This is the Foreword from the book,
The Flags of Canada, by Alistair B. Fraser.
This work is copyrighted. All rights reserved.

 

FOREWORD

 

Carl Jung has helped us to understand how mankind thinks and communicates by means of symbol and metaphor. Socrates concluded that in order to know we must first define, and that in order to possess we must first know. It is not easy to capture what is limitless by means of the concrete, to characterize a country, for example, by a flag. What is more confusing is that we may be required to develop the symbol before the actuality it represents is fully realized. The hope need be formulated before there is a possibility of fulfillment. In the case of a country we preserve the symbol praying that what it purports to characterize will continue in being and never perish. For the survival of the nation we cherish Canada's flag!

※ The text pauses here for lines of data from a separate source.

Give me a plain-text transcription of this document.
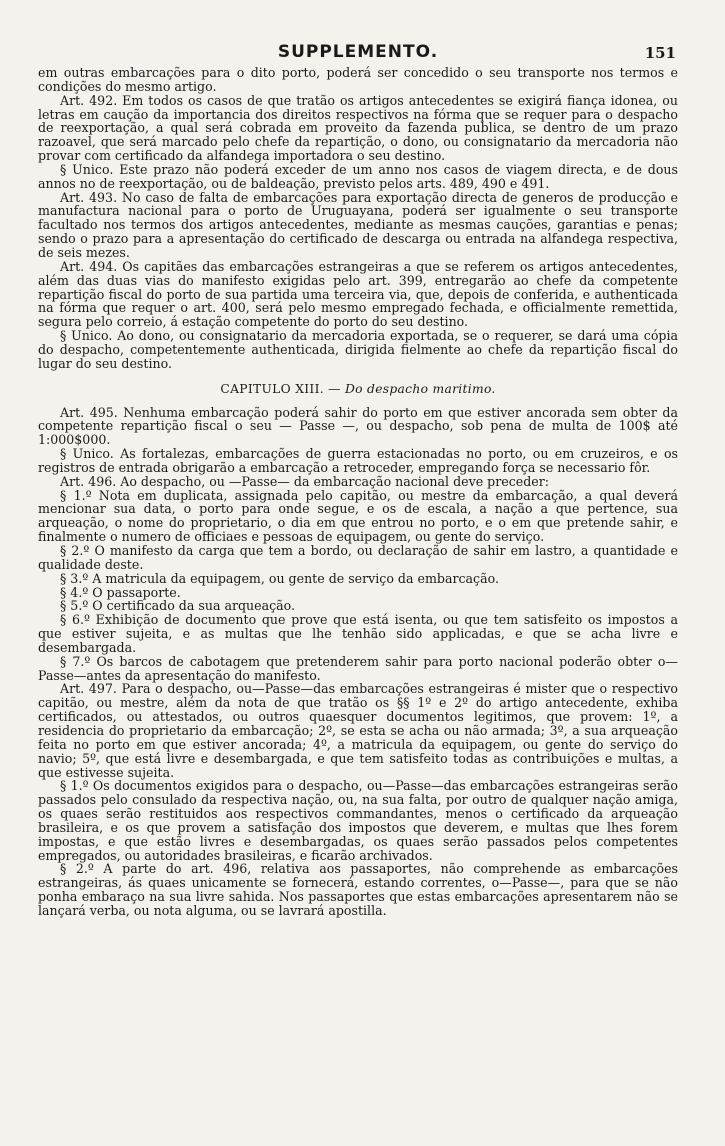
SUPPLEMENTO.	151

em outras embarcações para o dito porto, poderá ser concedido o seu transporte nos termos e condições do mesmo artigo.

Art. 492. Em todos os casos de que tratão os artigos antecedentes se exigirá fiança idonea, ou letras em caução da importancia dos direitos respectivos na fórma que se requer para o despacho de reexportação, a qual será cobrada em proveito da fazenda publica, se dentro de um prazo razoavel, que será marcado pelo chefe da repartição, o dono, ou consignatario da mercadoria não provar com certificado da alfandega importadora o seu destino.

§ Unico. Este prazo não poderá exceder de um anno nos casos de viagem directa, e de dous annos no de reexportação, ou de baldeação, previsto pelos arts. 489, 490 e 491.

Art. 493. No caso de falta de embarcações para exportação directa de generos de producção e manufactura nacional para o porto de Uruguayana, poderá ser igualmente o seu transporte facultado nos termos dos artigos antecedentes, mediante as mesmas cauções, garantias e penas; sendo o prazo para a apresentação do certificado de descarga ou entrada na alfandega respectiva, de seis mezes.

Art. 494. Os capitães das embarcações estrangeiras a que se referem os artigos antecedentes, além das duas vias do manifesto exigidas pelo art. 399, entregarão ao chefe da competente repartição fiscal do porto de sua partida uma terceira via, que, depois de conferida, e authenticada na fórma que requer o art. 400, será pelo mesmo empregado fechada, e officialmente remettida, segura pelo correio, á estação competente do porto do seu destino.

§ Unico. Ao dono, ou consignatario da mercadoria exportada, se o requerer, se dará uma cópia do despacho, competentemente authenticada, dirigida fielmente ao chefe da repartição fiscal do lugar do seu destino.

CAPITULO XIII. — Do despacho maritimo.

Art. 495. Nenhuma embarcação poderá sahir do porto em que estiver ancorada sem obter da competente repartição fiscal o seu — Passe —, ou despacho, sob pena de multa de 100$ até 1:000$000.

§ Unico. As fortalezas, embarcações de guerra estacionadas no porto, ou em cruzeiros, e os registros de entrada obrigarão a embarcação a retroceder, empregando força se necessario fôr.

Art. 496. Ao despacho, ou —Passe— da embarcação nacional deve preceder:

§ 1.º Nota em duplicata, assignada pelo capitão, ou mestre da embarcação, a qual deverá mencionar sua data, o porto para onde segue, e os de escala, a nação a que pertence, sua arqueação, o nome do proprietario, o dia em que entrou no porto, e o em que pretende sahir, e finalmente o numero de officiaes e pessoas de equipagem, ou gente do serviço.

§ 2.º O manifesto da carga que tem a bordo, ou declaração de sahir em lastro, a quantidade e qualidade deste.

§ 3.º A matricula da equipagem, ou gente de serviço da embarcação.

§ 4.º O passaporte.

§ 5.º O certificado da sua arqueação.

§ 6.º Exhibição de documento que prove que está isenta, ou que tem satisfeito os impostos a que estiver sujeita, e as multas que lhe tenhão sido applicadas, e que se acha livre e desembargada.

§ 7.º Os barcos de cabotagem que pretenderem sahir para porto nacional poderão obter o—Passe—antes da apresentação do manifesto.

Art. 497. Para o despacho, ou—Passe—das embarcações estrangeiras é mister que o respectivo capitão, ou mestre, além da nota de que tratão os §§ 1º e 2º do artigo antecedente, exhiba certificados, ou attestados, ou outros quaesquer documentos legitimos, que provem: 1º, a residencia do proprietario da embarcação; 2º, se esta se acha ou não armada; 3º, a sua arqueação feita no porto em que estiver ancorada; 4º, a matricula da equipagem, ou gente do serviço do navio; 5º, que está livre e desembargada, e que tem satisfeito todas as contribuições e multas, a que estivesse sujeita.

§ 1.º Os documentos exigidos para o despacho, ou—Passe—das embarcações estrangeiras serão passados pelo consulado da respectiva nação, ou, na sua falta, por outro de qualquer nação amiga, os quaes serão restituidos aos respectivos commandantes, menos o certificado da arqueação brasileira, e os que provem a satisfação dos impostos que deverem, e multas que lhes forem impostas, e que estão livres e desembargadas, os quaes serão passados pelos competentes empregados, ou autoridades brasileiras, e ficarão archivados.

§ 2.º A parte do art. 496, relativa aos passaportes, não comprehende as embarcações estrangeiras, ás quaes unicamente se fornecerá, estando correntes, o—Passe—, para que se não ponha embaraço na sua livre sahida. Nos passaportes que estas embarcações apresentarem não se lançará verba, ou nota alguma, ou se lavrará apostilla.
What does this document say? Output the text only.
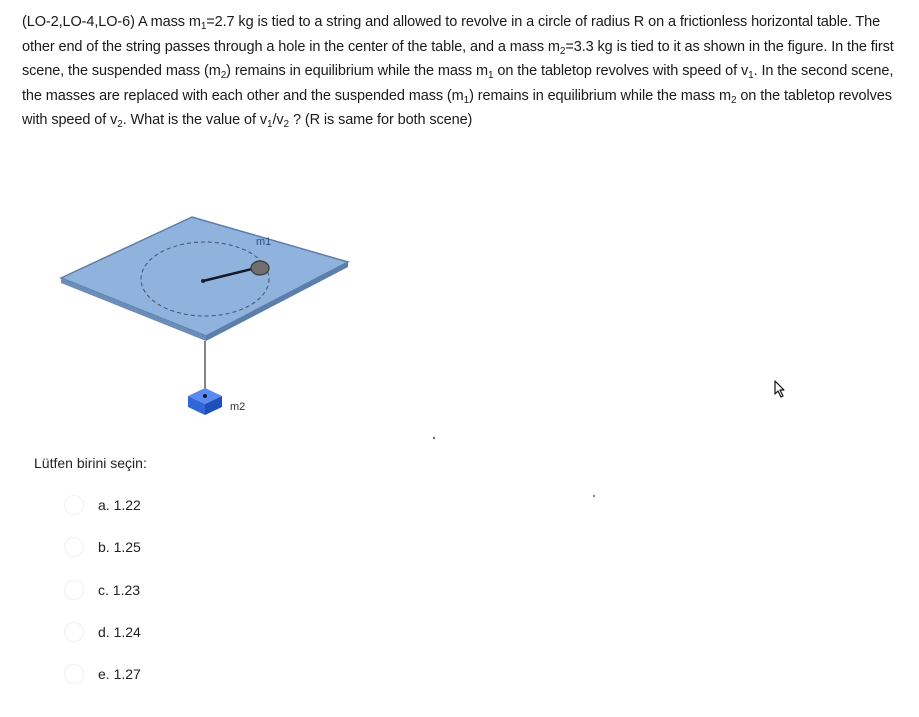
(LO-2,LO-4,LO-6) A mass $m_1=2.7$ kg is tied to a string and allowed to revolve in a circle of radius R on a frictionless horizontal table. The other end of the string passes through a hole in the center of the table, and a mass $m_2=3.3$ kg is tied to it as shown in the figure. In the first scene, the suspended mass $(m_2)$ remains in equilibrium while the mass $m_1$ on the tabletop revolves with speed of $v_1$. In the second scene, the masses are replaced with each other and the suspended mass $(m_1)$ remains in equilibrium while the mass $m_2$ on the tabletop revolves with speed of $v_2$. What is the value of $v_1/v_2$ ? (R is same for both scene)
m1
m2
Lütfen birini seçin:
a. 1.22
b. 1.25
c. 1.23
d. 1.24
e. 1.27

There reposes in the human psyche a hunger for sequence and order, the concern and confidence that we are going somewhere-what Northrop Frye refers to as 'a teleological sense'. An historian such as Arnold Toynbee discovers pattern and recurrent design in the progress of human events. Another, like H.A.L. Fisher, finds only contingency piled upon contingency. All that Fisher could foresee was more of the unexpected. I would invite readers of this volume to decide for themselves whether or not the 'heraldry buffs', those who were most interested in Canada's motif, were not during the century following Confederation heading in much the same direction. Yet in many cases they were unfamiliar with other representations. In the hunt for an adequate symbol for this vast, awe-inspiring land all of them were indeed 'searching for a country', a country indescribably beautiful and unspeakably dear, yet elusive and afar off.

It has been said there is 'a time to every purpose under the heaven'. For a variety of compelling reasons the mid-sixties was a time when it was imperative to put Canada's symbolic house in order. Could such be achieved in harmony with the past, without disturbance to any part of the Canadian heritage? It has been opined that the mark of a good action is that it withstand the demanding test of history and appear inevitable in retrospect.

Shakespeare once referred to a flag as 'a sign of love'. I rejoice that such a timely project as the book that follows, a genuine work of love, has been undertaken by such a qualified and conscientious author.